Despite the recent success of domain generalization in medical image segmentation, voxel-wise annotation for all source domains remains a huge burden. Semi-supervised domain generalization has been proposed very recently to combat this challenge by leveraging limited labeled data along with abundant unlabeled data collected from multiple medical institutions, depending on precisely harnessing unlabeled data while improving generalization simultaneously. In this work, we observe that domain shifts between medical institutions cause disparate feature statistics, which significantly deteriorates pseudo-label quality due to an unexpected normalization process. Nevertheless, this phenomenon could be exploited to facilitate unseen domain generalization. Therefore, we propose 1) multiple statistics-individual branches to mitigate the impact of domain shifts for reliable pseudo-labels and 2) one statistics-aggregated branch for domain-invariant feature learning. Furthermore, to simulate unseen domains with statistics difference, we approach this from two aspects, i.e., a perturbation with histogram matching at image level and a random batch normalization selection strategy at feature level, producing diverse statistics to expand the training distribution. Evaluation results on three medical image datasets demonstrate the effectiveness of our method compared with recent SOTA methods. The code is available at https://github.com/qiumuyang/SIAB.

Figures (7)

• Figure 1: (a) Images sampled from 4 domains of the Fundus dataset. (b) Differences in feature statistics captured by batch normalization layers on the Fundus dataset. (c) Comparison of pseudo-label quality (measured by dice similarity coefficient against ground truth) between separate and mixed domain feature normalization.

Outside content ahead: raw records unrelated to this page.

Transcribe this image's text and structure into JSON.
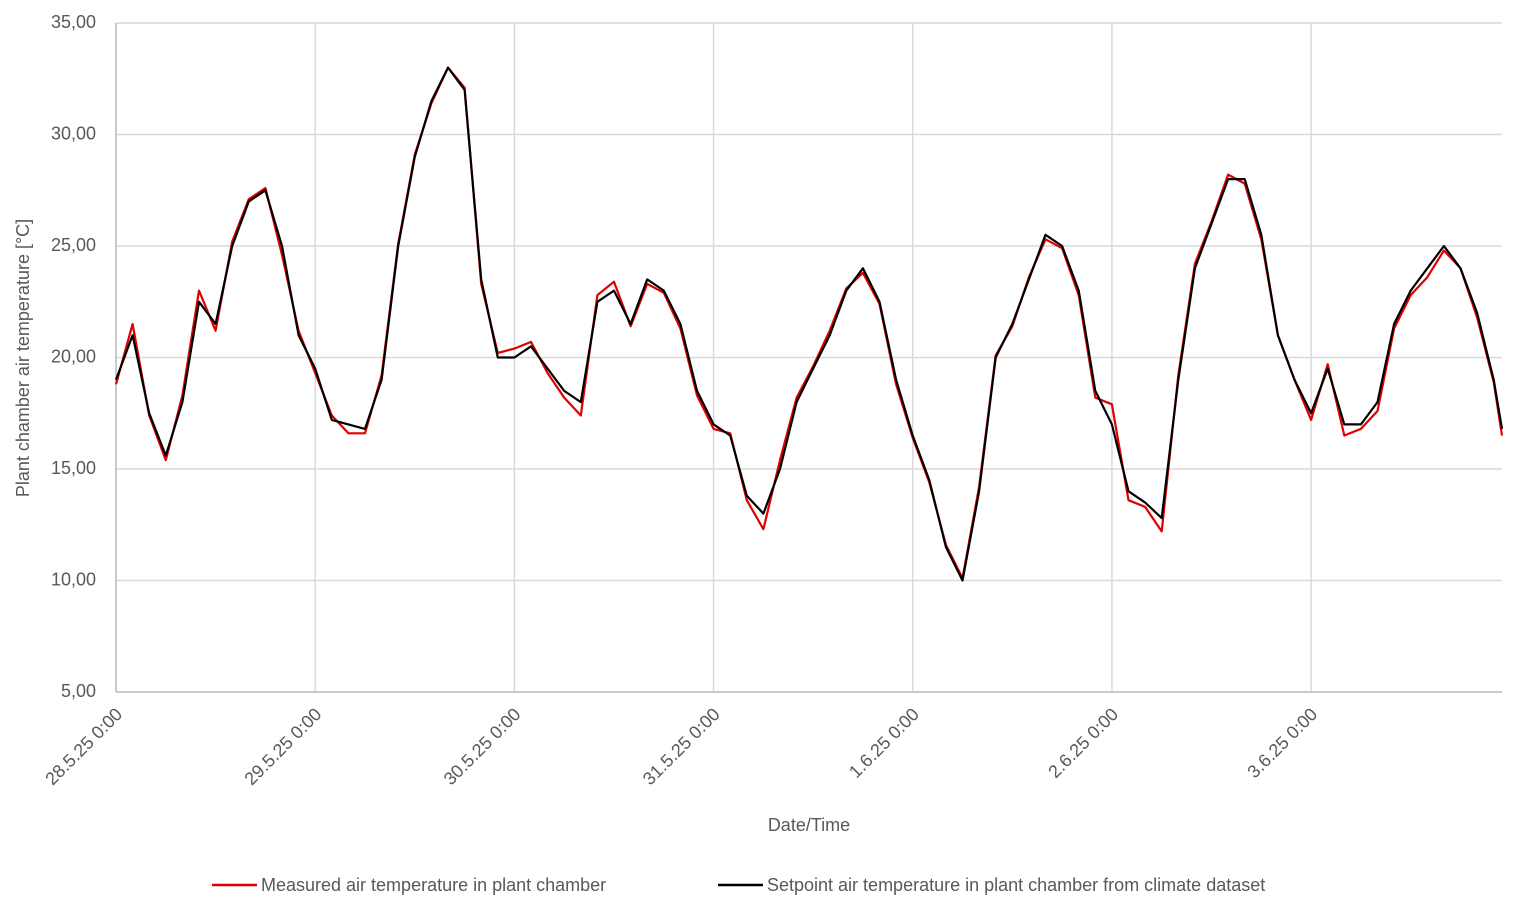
{
  "chart_data": {
    "type": "line",
    "y_label": "Plant chamber air temperature [°C]",
    "x_label": "Date/Time",
    "x": [
      "28.5.25 0:00",
      "28.5.25 2:00",
      "28.5.25 4:00",
      "28.5.25 6:00",
      "28.5.25 8:00",
      "28.5.25 10:00",
      "28.5.25 12:00",
      "28.5.25 14:00",
      "28.5.25 16:00",
      "28.5.25 18:00",
      "28.5.25 20:00",
      "28.5.25 22:00",
      "29.5.25 0:00",
      "29.5.25 2:00",
      "29.5.25 4:00",
      "29.5.25 6:00",
      "29.5.25 8:00",
      "29.5.25 10:00",
      "29.5.25 12:00",
      "29.5.25 14:00",
      "29.5.25 16:00",
      "29.5.25 18:00",
      "29.5.25 20:00",
      "29.5.25 22:00",
      "30.5.25 0:00",
      "30.5.25 2:00",
      "30.5.25 4:00",
      "30.5.25 6:00",
      "30.5.25 8:00",
      "30.5.25 10:00",
      "30.5.25 12:00",
      "30.5.25 14:00",
      "30.5.25 16:00",
      "30.5.25 18:00",
      "30.5.25 20:00",
      "30.5.25 22:00",
      "31.5.25 0:00",
      "31.5.25 2:00",
      "31.5.25 4:00",
      "31.5.25 6:00",
      "31.5.25 8:00",
      "31.5.25 10:00",
      "31.5.25 12:00",
      "31.5.25 14:00",
      "31.5.25 16:00",
      "31.5.25 18:00",
      "31.5.25 20:00",
      "31.5.25 22:00",
      "1.6.25 0:00",
      "1.6.25 2:00",
      "1.6.25 4:00",
      "1.6.25 6:00",
      "1.6.25 8:00",
      "1.6.25 10:00",
      "1.6.25 12:00",
      "1.6.25 14:00",
      "1.6.25 16:00",
      "1.6.25 18:00",
      "1.6.25 20:00",
      "1.6.25 22:00",
      "2.6.25 0:00",
      "2.6.25 2:00",
      "2.6.25 4:00",
      "2.6.25 6:00",
      "2.6.25 8:00",
      "2.6.25 10:00",
      "2.6.25 12:00",
      "2.6.25 14:00",
      "2.6.25 16:00",
      "2.6.25 18:00",
      "2.6.25 20:00",
      "2.6.25 22:00",
      "3.6.25 0:00",
      "3.6.25 2:00",
      "3.6.25 4:00",
      "3.6.25 6:00",
      "3.6.25 8:00",
      "3.6.25 10:00",
      "3.6.25 12:00",
      "3.6.25 14:00",
      "3.6.25 16:00",
      "3.6.25 18:00",
      "3.6.25 20:00",
      "3.6.25 22:00",
      "3.6.25 23:00"
    ],
    "series": [
      {
        "name": "Measured air temperature in plant chamber",
        "color": "#e00000",
        "values": [
          18.8,
          21.5,
          17.4,
          15.4,
          18.3,
          23.0,
          21.2,
          25.2,
          27.1,
          27.6,
          24.6,
          21.2,
          19.3,
          17.4,
          16.6,
          16.6,
          19.2,
          25.1,
          29.1,
          31.4,
          33.0,
          32.1,
          23.3,
          20.2,
          20.4,
          20.7,
          19.3,
          18.2,
          17.4,
          22.8,
          23.4,
          21.4,
          23.3,
          22.9,
          21.3,
          18.3,
          16.8,
          16.6,
          13.6,
          12.3,
          15.4,
          18.2,
          19.6,
          21.2,
          23.1,
          23.8,
          22.4,
          18.8,
          16.4,
          14.4,
          11.6,
          10.1,
          14.2,
          20.1,
          21.4,
          23.6,
          25.3,
          24.9,
          22.8,
          18.2,
          17.9,
          13.6,
          13.3,
          12.2,
          19.2,
          24.2,
          26.1,
          28.2,
          27.8,
          25.3,
          21.0,
          19.0,
          17.2,
          19.7,
          16.5,
          16.8,
          17.6,
          21.3,
          22.8,
          23.6,
          24.8,
          24.0,
          21.8,
          18.9,
          16.5
        ]
      },
      {
        "name": "Setpoint air temperature in plant chamber from climate dataset",
        "color": "#000000",
        "values": [
          19.0,
          21.0,
          17.5,
          15.6,
          18.0,
          22.5,
          21.5,
          25.0,
          27.0,
          27.5,
          25.0,
          21.0,
          19.5,
          17.2,
          17.0,
          16.8,
          19.0,
          25.0,
          29.0,
          31.5,
          33.0,
          32.0,
          23.5,
          20.0,
          20.0,
          20.5,
          19.5,
          18.5,
          18.0,
          22.5,
          23.0,
          21.5,
          23.5,
          23.0,
          21.5,
          18.5,
          17.0,
          16.5,
          13.8,
          13.0,
          15.0,
          18.0,
          19.5,
          21.0,
          23.0,
          24.0,
          22.5,
          19.0,
          16.5,
          14.5,
          11.5,
          10.0,
          14.0,
          20.0,
          21.5,
          23.5,
          25.5,
          25.0,
          23.0,
          18.5,
          17.0,
          14.0,
          13.5,
          12.8,
          19.0,
          24.0,
          26.0,
          28.0,
          28.0,
          25.5,
          21.0,
          19.0,
          17.5,
          19.5,
          17.0,
          17.0,
          18.0,
          21.5,
          23.0,
          24.0,
          25.0,
          24.0,
          22.0,
          19.0,
          16.8
        ]
      }
    ],
    "xlim": [
      "28.5.25 0:00",
      "3.6.25 23:00"
    ],
    "xticks": [
      "28.5.25 0:00",
      "29.5.25 0:00",
      "30.5.25 0:00",
      "31.5.25 0:00",
      "1.6.25 0:00",
      "2.6.25 0:00",
      "3.6.25 0:00"
    ],
    "ylim": [
      5,
      35
    ],
    "yticks": [
      {
        "value": 5,
        "label": "5,00"
      },
      {
        "value": 10,
        "label": "10,00"
      },
      {
        "value": 15,
        "label": "15,00"
      },
      {
        "value": 20,
        "label": "20,00"
      },
      {
        "value": 25,
        "label": "25,00"
      },
      {
        "value": 30,
        "label": "30,00"
      },
      {
        "value": 35,
        "label": "35,00"
      }
    ],
    "grid": true,
    "legend": "bottom"
  }
}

• Figure 2: Overview of our method. The left figure illustrates the structure of the statistics-individual and aggregated branches. The right figure illustrates the consistency regularization framework extended with diverse perturbations. $u_w, u_s, u_h$ denote the weak, strong, and histogram matching-augmented unlabeled images respectively, and $p_w, p_s, p_h$ are the corresponding predictions. $p_r$ is the prediction of $u_w$ through random forward. Arrows symbolize the forward processes based on the proposed branches during prediction. Dashed lines signify that one branch is randomly selected each time. $\bigoplus$ denotes element-wise addition.
• Figure 3: Illustration of histogram matching. The top row represents the images from the Prostate dataset. The bottom row visualizes their grayscale distribution.
• Figure 4: T-SNE visualization of image features after applying different perturbations. Different colors represent different domains. Best viewed in color.
• Figure 5: Visualization results from the Prostate dataset.